Reporters have been scratching their heads for months over the fact that the percentage of women of working age who are actually in the labor force has been declining steadily since the year 2000.
Here are the brute statistics, from Gallup:
From 1975 to 2000, the labor force participation rate — the percentage of the population that is either employed or unemployed and actively seeking work — among U.S. women rose dramatically. But at the turn of the millennium, it began to decline and has been falling ever since.
According to the U.S. Bureau of Labor Statistics (BLS), 59.9% of women aged 15-16 and older were in the labor force in 2000. By 2010, that figure fell to 58.6%, and at the end of 2015, it was even lower, at 56.7%.
Retiring female baby boomers account for a percentage of the shrinking labor force, as does the increasing number of young women enrolling in college. But these demographics don't tell the whole story. A study conducted by Maximiliano Dvorkin and Hannah Shell for the Federal Reserve Bank of St. Louis also discovered a decrease in labor force participation among women in their "prime age" — between 25 and 54. The U.S. used to have one of the highest labor force participation rates among women in this age group, but now it has one of the lowest rates compared with eight developed countries in the study.
Here is a recent effort by the Los Angeles Times to flesh out the numbers with some human stories:
Mari Villaluna never wanted to be a stay-at-home mom. The 36-year-old spent a decade building up a resume as a career counselor and tutor in San Francisco schools after serving in the U.S. Army.
She made about $42,000 at an employment agency, and was regularly sought out by potential employers. After she gave birth to her first child last year, she drew a star on her calendar to mark the day she was supposed to return to work.
“I had a very established career,” Villaluna said. Then, in September, her plan to get a state subsidy for child care fell through, and the single mom couldn’t afford to spend thousands of dollars on private day care. The day she gave up her beloved 9-to-5 job, she cried for hours….
Villaluna’s paycheck fell short of her aspirations. After giving birth, she put her monthly take-home, around $3,000, on one side of a sheet of paper, and on the other wrote down all of her expenses, plus the roughly $2,500 she expected to pay for child care. She’d wind up behind by $15 a month….
Now she’s living on less than $200 a month from the military that she receives because she became disabled while serving, as well as $600 a month from CalWorks, California’s welfare program. She signed up for the benefit after she learned she couldn’t go back to work.

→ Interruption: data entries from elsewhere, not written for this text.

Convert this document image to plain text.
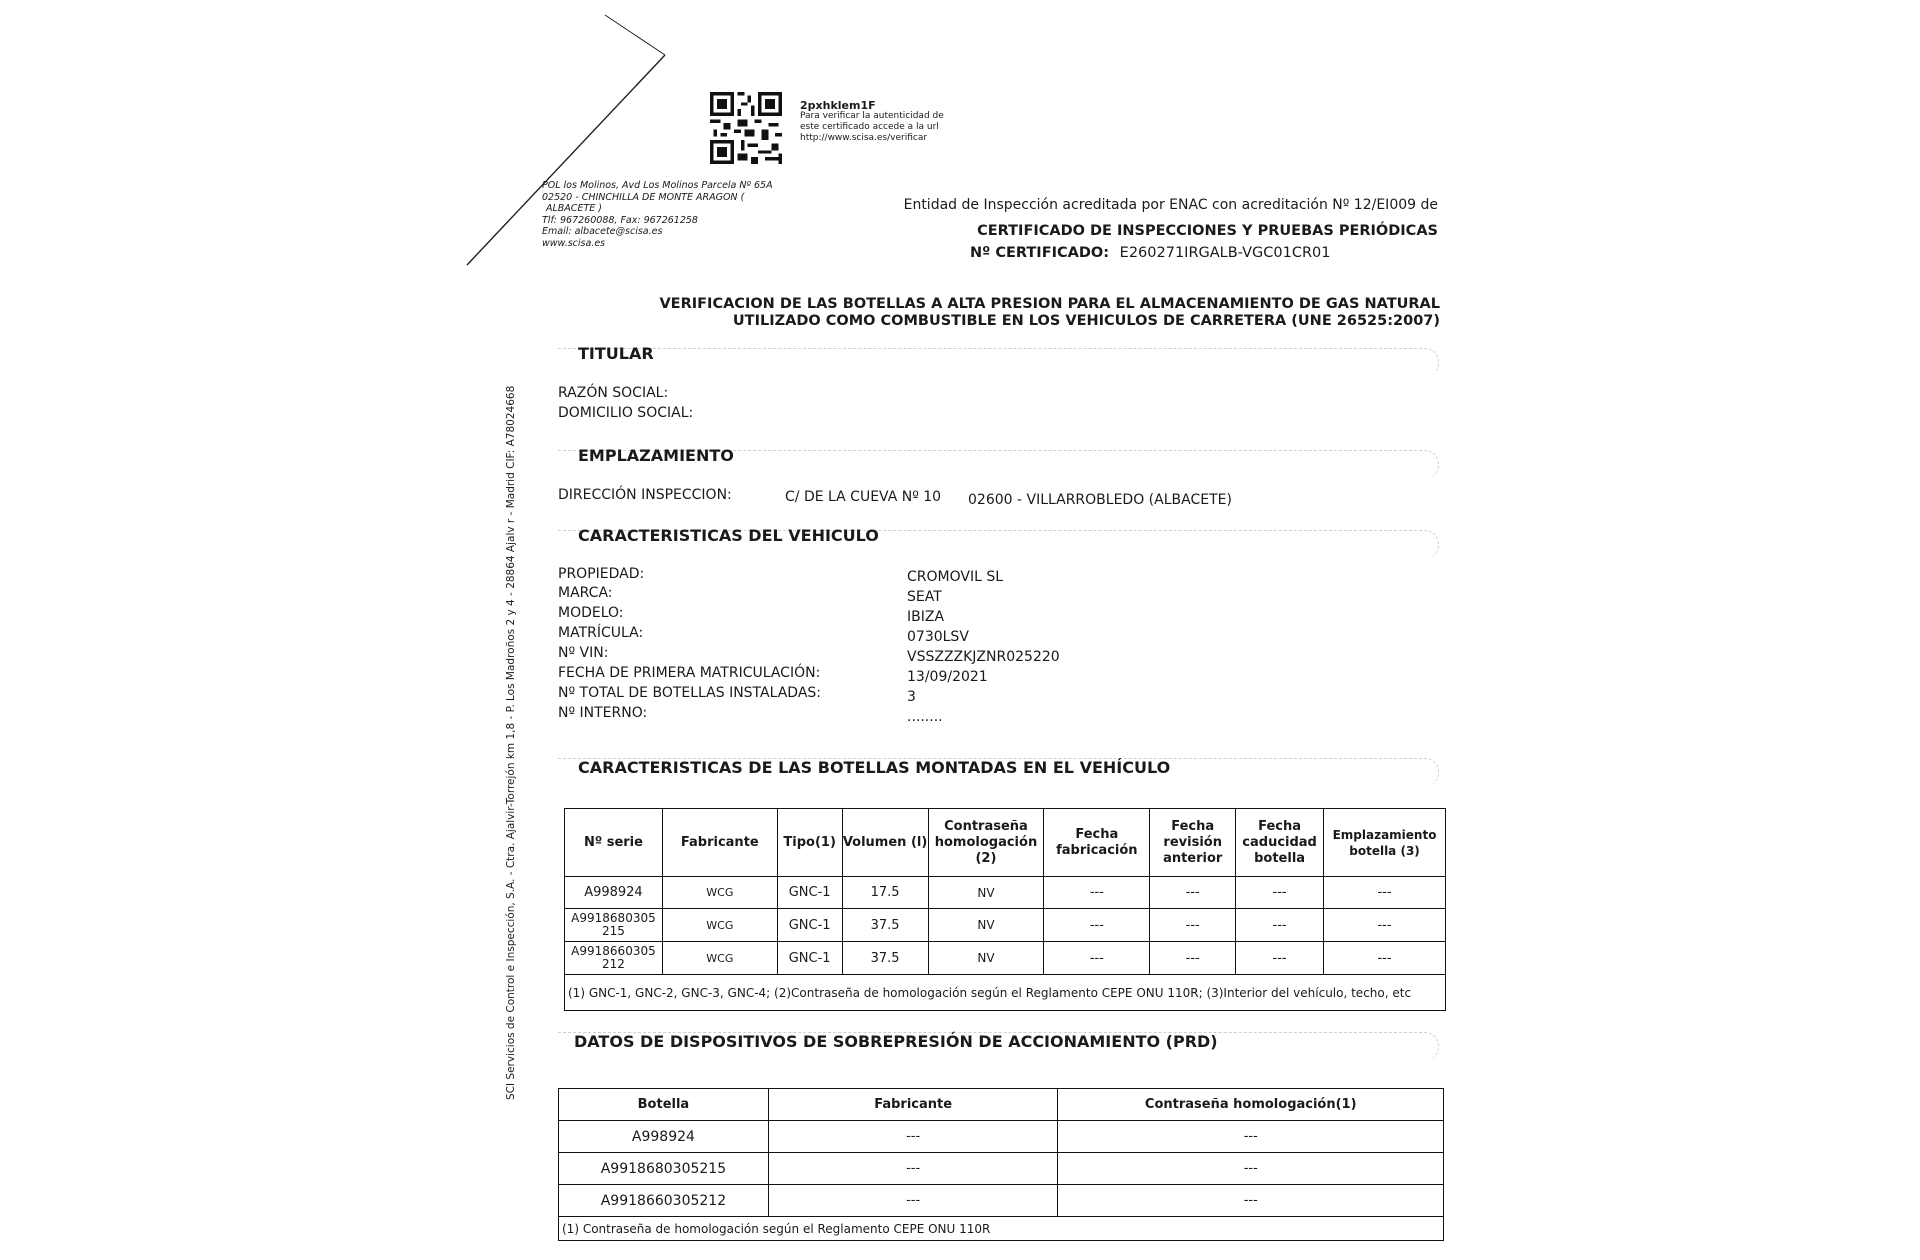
2pxhklem1F
Para verificar la autenticidad de
este certificado accede a la url
http://www.scisa.es/verificar
POL los Molinos, Avd Los Molinos Parcela Nº 65A
02520 - CHINCHILLA DE MONTE ARAGON (
ALBACETE )
Tlf: 967260088, Fax: 967261258
Email: albacete@scisa.es
www.scisa.es
Entidad de Inspección acreditada por ENAC con acreditación Nº 12/EI009 de
CERTIFICADO DE INSPECCIONES Y PRUEBAS PERIÓDICAS
Nº CERTIFICADO: E260271IRGALB-VGC01CR01
SCI Servicios de Control e Inspección, S.A. - Ctra. Ajalvir-Torrejón km 1,8 - P. Los Madroños 2 y 4 - 28864 Ajalv r - Madrid CIF: A78024668
VERIFICACION DE LAS BOTELLAS A ALTA PRESION PARA EL ALMACENAMIENTO DE GAS NATURAL
UTILIZADO COMO COMBUSTIBLE EN LOS VEHICULOS DE CARRETERA (UNE 26525:2007)
TITULAR
RAZÓN SOCIAL:
DOMICILIO SOCIAL:
EMPLAZAMIENTO
DIRECCIÓN INSPECCION:	C/ DE LA CUEVA Nº 10 02600 - VILLARROBLEDO (ALBACETE)
CARACTERISTICAS DEL VEHICULO
PROPIEDAD:	CROMOVIL SL
MARCA:	SEAT
MODELO:	IBIZA
MATRÍCULA:	0730LSV
Nº VIN:	VSSZZZKJZNR025220
FECHA DE PRIMERA MATRICULACIÓN:	13/09/2021
Nº TOTAL DE BOTELLAS INSTALADAS:	3
Nº INTERNO:	........
CARACTERISTICAS DE LAS BOTELLAS MONTADAS EN EL VEHÍCULO
Nº serie	Fabricante	Tipo(1)	Volumen (l)	Contraseña homologación (2)	Fecha fabricación	Fecha revisión anterior	Fecha caducidad botella	Emplazamiento botella (3)
A998924	WCG	GNC-1	17.5	NV	---	---	---	---
A9918680305 215	WCG	GNC-1	37.5	NV	---	---	---	---
A9918660305 212	WCG	GNC-1	37.5	NV	---	---	---	---
(1) GNC-1, GNC-2, GNC-3, GNC-4; (2)Contraseña de homologación según el Reglamento CEPE ONU 110R; (3)Interior del vehículo, techo, etc								
DATOS DE DISPOSITIVOS DE SOBREPRESIÓN DE ACCIONAMIENTO (PRD)
Botella	Fabricante	Contraseña homologación(1)
A998924	---	---
A9918680305215	---	---
A9918660305212	---	---
(1) Contraseña de homologación según el Reglamento CEPE ONU 110R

And here is a similar story from the New York Times:
The go-to explanations for why so many men — even in their prime working years — have dropped out of the labor force do not apply to Krystin Stevenson.
At 31 with two children, she doesn’t turn her nose up at jobs that are considered women’s work. She hasn’t been swallowed by the wildfire of opioid addiction, dogged by a brush with the law or sidelined with a disability after years of heaving loads in manufacturing or construction.
Rather, she gave up her $40,000-a-year job as a customer service representative at a real estate firm in the summer of 2015 when her fragile support network collapsed. Her mother, a part-time home health care aide, took care of the children, picking up the older one from elementary school in the afternoon. But after she had a stroke, she was the one who needed to be taken care of, and Ms. Stevenson stepped in to manage her aging mother as well as her young children.
“I ended up just quitting my job,” said Ms. Stevenson, who lives outside Denver. “I was trying to work and help her, but the job wasn’t flexible.”…
In the meantime, she has been paying the bills with a combination of family help, savings, child support from a former partner, temporary unemployment insurance and food stamps.
Now, the moral of these tales that the New York Times and the Los Angeles Times would like to draw is that we need more government-subsidized child care plus perhaps some mandated paid time off so women can attend to family problems. More cynical observers might point out that welfare benefits of various kinds are so generous that both women have decided they don't really need to work. Stevenson, after all, hasn't held a paying job for two years and seems to have no plans to look for one.
But the real story might be what's impossible not to notice: that both Villaluna and Stevenson are mothers, and neither has a husband anywhere in the picture. The percentage of births to unmarried women in the U.S. rose from around 33 percent in 2000 to 40.3 percent in 2015. Maybe life is unfair to women–but it's pretty hard to be the sole family breadwinner and raise children in a fatherless household. And it really doesn't seem a good idea, if you have a comfortably-paying but far from super-lucrative job as Villaluna had until just recently, to embark on family formation without a man to put a ring on it. That old-time stigma on out-of-wedlock childbirth had some value to it.
And its decline might have a lot to do with the increasing numbers of women leaving the labor force.